American publisher and art collector (born 1947)

Robert A. "Bob" Roth (born March 19, 1947) is an American publisher and art collector who lives in Chicago. He was the founder and publisher of the Chicago Reader, one of the most influential and successful newspapers of its type. He was also one of the founders and the first president of Intuit Art Museum, located in Chicago. Intuit is the only nonprofit organization in the U.S. dedicated solely to presenting “outsider” art by self-taught artists.

Roth grew up in Arlington Heights, Illinois, a suburb of Chicago, and attended Carleton College in Northfield, Minnesota, graduating magna cum laude in 1969. In the fall of that year he began graduate studies in political philosophy at the University of Chicago, but before earning a degree he left to devote his energies to the Reader, which he started with a group of Carleton friends in 1971.
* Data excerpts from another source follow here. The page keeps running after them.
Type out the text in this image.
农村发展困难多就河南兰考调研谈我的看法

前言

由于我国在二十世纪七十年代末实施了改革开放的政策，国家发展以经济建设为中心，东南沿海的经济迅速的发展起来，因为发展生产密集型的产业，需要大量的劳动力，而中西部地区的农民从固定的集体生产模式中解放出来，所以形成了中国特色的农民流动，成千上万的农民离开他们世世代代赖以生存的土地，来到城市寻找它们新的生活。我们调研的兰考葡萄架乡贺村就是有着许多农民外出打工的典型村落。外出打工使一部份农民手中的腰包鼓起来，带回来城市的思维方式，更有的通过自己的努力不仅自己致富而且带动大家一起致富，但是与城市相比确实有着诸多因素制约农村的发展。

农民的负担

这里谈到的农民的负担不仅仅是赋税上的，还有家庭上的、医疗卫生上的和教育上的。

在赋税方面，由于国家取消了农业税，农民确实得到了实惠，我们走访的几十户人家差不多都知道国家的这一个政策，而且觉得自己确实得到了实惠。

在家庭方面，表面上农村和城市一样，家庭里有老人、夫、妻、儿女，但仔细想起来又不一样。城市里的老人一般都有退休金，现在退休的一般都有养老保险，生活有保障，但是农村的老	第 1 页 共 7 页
The Reader was one of the first and ultimately one of the most successful in a genre of urban newspapers that came to be known as the alternative weekly. Roth modeled it after New York's Village Voice and papers he had seen in Boston, but with one important difference: the Reader was free, distributed at bookstores, bars and shops. At the time, free circulation was disreputable. Roth, who was president of the Association of Alternative Newsweeklies from 1983 to 1987, proselytized for the free model and, as the Reader prospered, papers in other cities began to adopt it. By 1996, when the Village Voice converted to free circulation, the entire industry had followed the Readers lead.
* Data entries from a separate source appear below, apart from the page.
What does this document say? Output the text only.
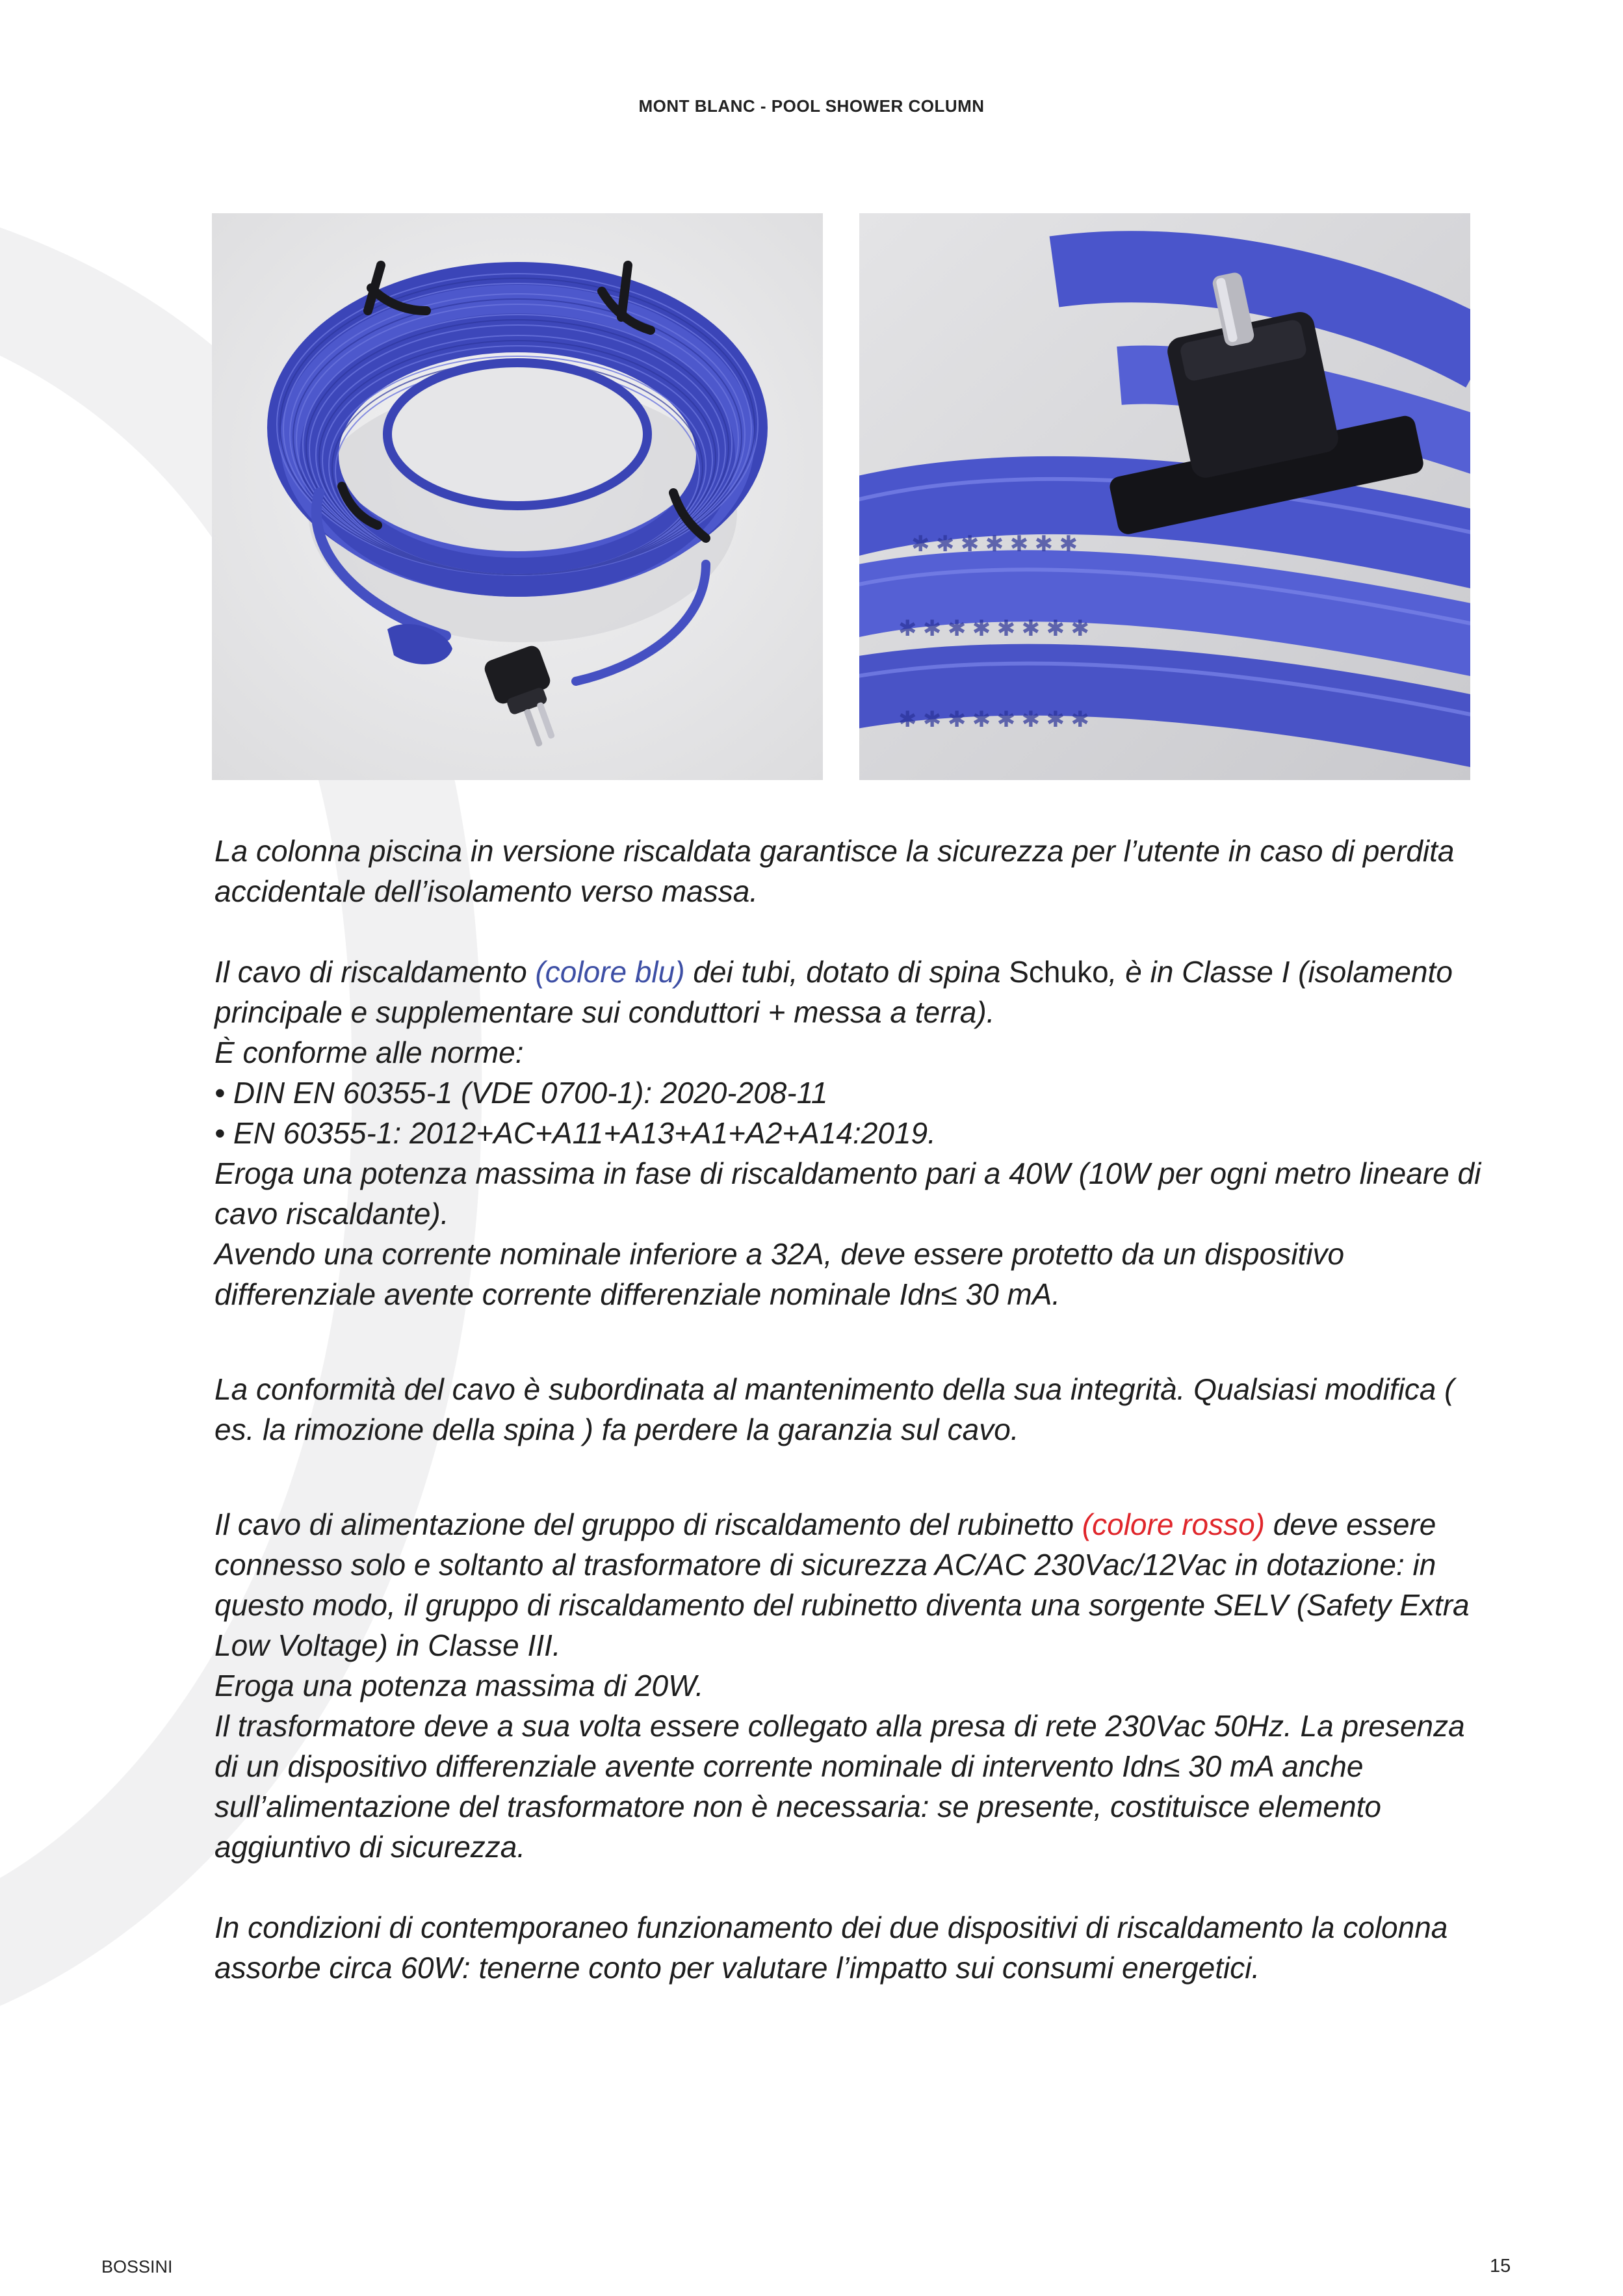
MONT BLANC - POOL SHOWER COLUMN
✱ ✱ ✱ ✱ ✱ ✱ ✱
✱ ✱ ✱ ✱ ✱ ✱ ✱ ✱
✱ ✱ ✱ ✱ ✱ ✱ ✱ ✱

La colonna piscina in versione riscaldata garantisce la sicurezza per l’utente in caso di perdita accidentale dell’isolamento verso massa.

Il cavo di riscaldamento (colore blu) dei tubi, dotato di spina Schuko, è in Classe I (isolamento principale e supplementare sui conduttori + messa a terra).

È conforme alle norme:

• DIN EN 60355-1 (VDE 0700-1): 2020-208-11

• EN 60355-1: 2012+AC+A11+A13+A1+A2+A14:2019.

Eroga una potenza massima in fase di riscaldamento pari a 40W (10W per ogni metro lineare di cavo riscaldante).

Avendo una corrente nominale inferiore a 32A, deve essere protetto da un dispositivo differenziale avente corrente differenziale nominale Idn≤ 30 mA.

La conformità del cavo è subordinata al mantenimento della sua integrità. Qualsiasi modifica ( es. la rimozione della spina ) fa perdere la garanzia sul cavo.

Il cavo di alimentazione del gruppo di riscaldamento del rubinetto (colore rosso) deve essere connesso solo e soltanto al trasformatore di sicurezza AC/AC 230Vac/12Vac in dotazione: in questo modo, il gruppo di riscaldamento del rubinetto diventa una sorgente SELV (Safety Extra Low Voltage) in Classe III.

Eroga una potenza massima di 20W.

Il trasformatore deve a sua volta essere collegato alla presa di rete 230Vac 50Hz. La presenza di un dispositivo differenziale avente corrente nominale di intervento Idn≤ 30 mA anche sull’alimentazione del trasformatore non è necessaria: se presente, costituisce elemento aggiuntivo di sicurezza.

In condizioni di contemporaneo funzionamento dei due dispositivi di riscaldamento la colonna assorbe circa 60W: tenerne conto per valutare l’impatto sui consumi energetici.

BOSSINI	15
Roth was publisher of the Reader from 1971 to 1994, editor and publisher from 1975 to 1990, and president of the company until it was sold in 2007. In addition he was president of the company that published Washington City Paper, which was owned by the same group and also sold in 2007. Since then Roth has been president of Quarterfold, Inc., which holds former Reader assets not transferred in the sale, including an interest in Index Newspapers, the company that publishes The Stranger of Seattle and the Portland Mercury in Oregon.

Roth began collecting art in the mid-1980s. By 2005, his collection comprised more than 1,000 pieces, most by untrained artists such as Henry Darger, Steve Ashby and Sam Doyle. In 2008, he was named in Arts & Antiques magazine’s list of 250 "Top Collectors". He was president of Intuit (see above) from 1991 to 1996 and remains on the board of directors. The museum's Robert A. Roth Study Center is named in his honor. He is also a director and the principal owner of Raw Vision, the international journal of outsider art, based in London.